Naquela década, o Ângela, assim chamado por seus moradores, foi considerado um dos locais mais violentos do mundo pela ONU (Organização das Nações Unidas) por sua alta taxa de homicídios.
Lá, o irlandês travou, por mais de 30 anos, uma guerra santa contra a desigualdade, que dizia ser o principal agente da violência. "Ele salvou a vida de muitos. Era padre, mas era santo", declara Rosângela Cardoso, hoje assistente administrativa.
Padre Jaime chegou ao Brasil em 1969, em plena ditadura militar. A missão dada pela Igreja era uma: destruir o fantasma comunista que assombrava o país. Logo que chegou, percebeu outros problemas a serem exorcizados, o principal sendo a desesperança.
Em 1986, iniciou seus trabalhos pastorais no Jardim Ângela, fundando a Paróquia Santos Mártires. Denunciava as jovens vidas ceifadas pela violência, especialmente do tráfico e da polícia, que assolava o bairro.
Semanalmente, o irlandês gostava de caminhar pela comunidade. Observava, respirava fundo e agradecia por todas as vidas ali ainda presentes.
A preocupação social de Jaime Crowe o tornou referência e atraiu aliados, como dom Paulo Evaristo Arns.
Em 1995, eles estavam juntos na primeira edição da Caminhada Pela Vida e Pela Paz. Marco na luta por justiça social em São Paulo, o evento foi pensada por padre Jaime para denunciar os mortos em decorrência da violência do Estado.
Por seu trabalho, reconhecimentos não faltaram na vida do representante católico, como o Prêmio USP (Universidade de São Paulo) de Direitos Humanos e o Prêmio de Direitos Humanos Dom Paulo Evaristo Arns.
Há dois anos, após seguidos problemas de saúde, Jaime Crowe deixou, entristecido, sua paróquia e o bairro ao qual foi devoto para viver ao lado da família em Limerick, na Irlanda.
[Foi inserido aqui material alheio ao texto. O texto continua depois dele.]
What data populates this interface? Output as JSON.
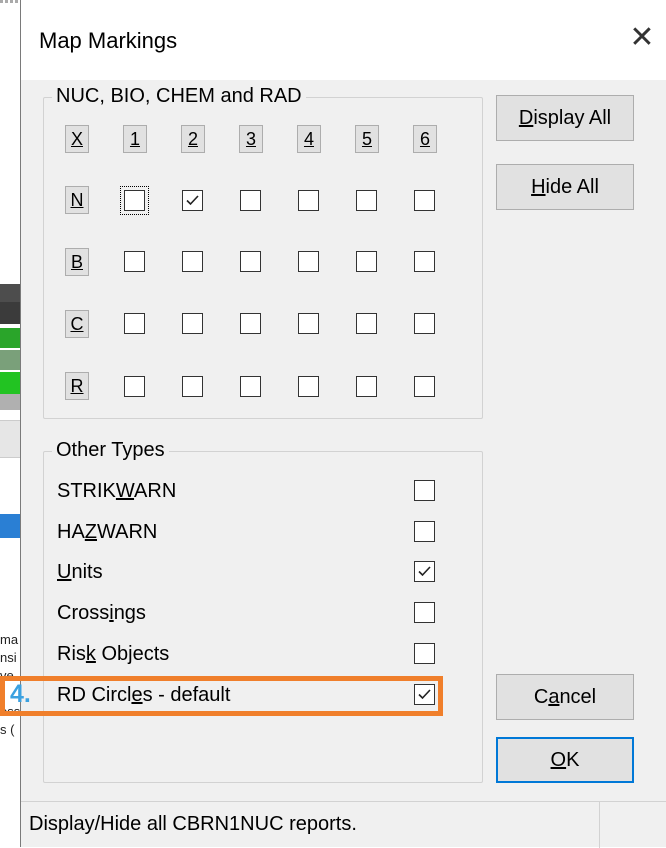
{
  "background_app": {
    "text_fragments": [
      "ma",
      "nsi",
      "ve",
      "ess",
      "s ("
    ]
  },
  "dialog": {
    "title": "Map Markings",
    "close_icon": "close-icon"
  },
  "group_nbcr": {
    "label": "NUC, BIO, CHEM and RAD",
    "corner_button": "X",
    "column_headers": [
      "1",
      "2",
      "3",
      "4",
      "5",
      "6"
    ],
    "rows": [
      {
        "label": "N",
        "checks": [
          false,
          true,
          false,
          false,
          false,
          false
        ]
      },
      {
        "label": "B",
        "checks": [
          false,
          false,
          false,
          false,
          false,
          false
        ]
      },
      {
        "label": "C",
        "checks": [
          false,
          false,
          false,
          false,
          false,
          false
        ]
      },
      {
        "label": "R",
        "checks": [
          false,
          false,
          false,
          false,
          false,
          false
        ]
      }
    ]
  },
  "group_other": {
    "label": "Other Types",
    "items": [
      {
        "pre": "STRIK",
        "accel": "W",
        "post": "ARN",
        "checked": false
      },
      {
        "pre": "HA",
        "accel": "Z",
        "post": "WARN",
        "checked": false
      },
      {
        "pre": "",
        "accel": "U",
        "post": "nits",
        "checked": true
      },
      {
        "pre": "Cross",
        "accel": "i",
        "post": "ngs",
        "checked": false
      },
      {
        "pre": "Ris",
        "accel": "k",
        "post": " Objects",
        "checked": false
      },
      {
        "pre": "RD Circl",
        "accel": "e",
        "post": "s - default",
        "checked": true
      }
    ]
  },
  "buttons": {
    "display_all": {
      "accel": "D",
      "rest": "isplay All"
    },
    "hide_all": {
      "accel": "H",
      "rest": "ide All"
    },
    "cancel": {
      "pre": "C",
      "accel": "a",
      "post": "ncel"
    },
    "ok": {
      "accel": "O",
      "rest": "K"
    }
  },
  "status_bar": {
    "text": "Display/Hide all CBRN1NUC reports."
  },
  "annotation": {
    "step_number": "4.",
    "highlight_color": "#f07f2b",
    "number_color": "#3ba1e0"
  }
}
Na última segunda-feira (20), ele morreu, aos 77 anos, após um ataque cardíaco.
Figuras como o presidente Luiz Inácio Lula da Silva e os ministros Silvio Almeida e Fernando Haddad prestaram homenagens ao padre, lembrado também em missa extraordinária realizada na paróquia por ele fundada.
"Padre Jaime estará sempre presente em nossas lutas por um mundo mais justo e fraterno. Obrigado por todos seus ensinamentos e por sua solidariedade para com nosso povo", diz o ex-deputado estadual Simão Pedro, amigo do padre.